SURABAYA, RadarBangsa.co.id – Penjabat (Pj.) Gubernur Jawa Timur Adhy Karyono mengapresiasi Kamar Dagang dan Industri (Kadin) Jatim yang mengadakan Focus Group Discussion (FGD) terkait Optimalisasi Kebijakan Kenaikan Cukai Hasil Tembakau (CHT) untuk Dana Bagi Hasil Cukai Tembakau (DBHCT). Acara ini diselenggarakan di Kantor Kadin Jatim, Surabaya, Rabu (24/7).
Hadir dalam FGD tersebut adalah Dekan FEB Universitas Muhammadiyah Malang Prof. Idah Zahroh dan Ketua Umum Kadin Jatim Adik Dwi Putranto.
Pj. Gubernur Adhy menyatakan bahwa tujuan FGD ini adalah untuk menyeimbangkan kepentingan industri rokok dengan pemerintah guna meningkatkan kesejahteraan masyarakat Jawa Timur. “Peningkatan DBHCT bagi Pemprov Jatim akan digunakan untuk kepentingan masyarakat Jatim,” ujarnya.

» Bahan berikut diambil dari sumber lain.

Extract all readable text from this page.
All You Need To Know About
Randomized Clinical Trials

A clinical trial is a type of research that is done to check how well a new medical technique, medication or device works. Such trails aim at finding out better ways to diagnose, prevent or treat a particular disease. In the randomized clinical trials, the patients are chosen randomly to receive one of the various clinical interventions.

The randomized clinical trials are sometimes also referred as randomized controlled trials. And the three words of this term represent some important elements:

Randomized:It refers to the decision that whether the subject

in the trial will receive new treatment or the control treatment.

Ia menambahkan bahwa Jawa Timur, sebagai penghasil cukai rokok terbesar di Indonesia dengan kontribusi 60 persen, memperoleh alokasi DBHCT sebesar Rp2,77 triliun pada tahun 2024. Dari jumlah tersebut, Pemprov Jatim hanya mendapatkan Rp700 miliar yang akan dibagi untuk peningkatan sektor kesehatan masyarakat dan penegakan hukum terkait rokok ilegal. “Kami melihat ada pembatasan penggunaan dana ini untuk kesejahteraan masyarakat,” katanya.
Menurut Adhy, DBHCT sangat bermanfaat bagi masyarakat, terutama bagi buruh rokok, petani tembakau, pekerja rokok, serta masyarakat kurang mampu. Pengentasan kemiskinan tetap menjadi komitmen dan prioritas dengan dukungan dari semua pihak, termasuk industri rokok.
Program produktif melalui pemberdayaan ekonomi dan pemberian akses modal juga menjadi fokus penting. Selain itu, DBHCT dapat digunakan untuk mencapai 100 persen kepesertaan BPJS Kesehatan dan memenuhi target Universal Health Coverage (UHC). Namun, Adhy mengakui adanya ketidakseimbangan antara daerah penghasil dan bukan penghasil cukai rokok dalam mencapai UHC.
“Kami ingin dana DBHCT ini dirasakan oleh banyak lapisan masyarakat miskin melalui berbagai program BPJS Kesehatan dan program lainnya yang belum tersentuh bantuan sosial,” ungkapnya.
Adhy menilai diskusi ini sejalan dengan isu yang dihadapi Pemprov Jatim terkait optimalisasi pendapatan demi kesejahteraan masyarakat. “Kadin menjembatani FGD ini karena mitranya adalah industri rokok. Kami ingin dukungan dari akademisi untuk mengkaji efek kebijakan ini bagi pengusaha, tenaga kerja, dan masyarakat,” jelasnya.
Adhy juga menambahkan bahwa FGD ini menjadi sinergi sekaligus bekal bagi Bappeda dalam menyusun kajian fundamental dan akademis yang dapat mendorong kesejahteraan masyarakat.
Ia menyebut bahwa pemerintah pusat menginginkan DBHCT digunakan untuk proyek infrastruktur, namun berpendapat bahwa Dana Bagi Hasil Batubara yang bernilai besar dapat digunakan untuk tujuan tersebut, berbeda dengan DBHCT rokok yang memiliki pembatasan.
“Kami ingin industri rokok menghasilkan efek besar bagi masyarakat, seperti ketersediaan lapangan pekerjaan, penurunan pengangguran, menjaga daya beli, serta membantu di bidang kesehatan. Lima rumah sakit kami dibiayai oleh DBHCT,” tutupnya.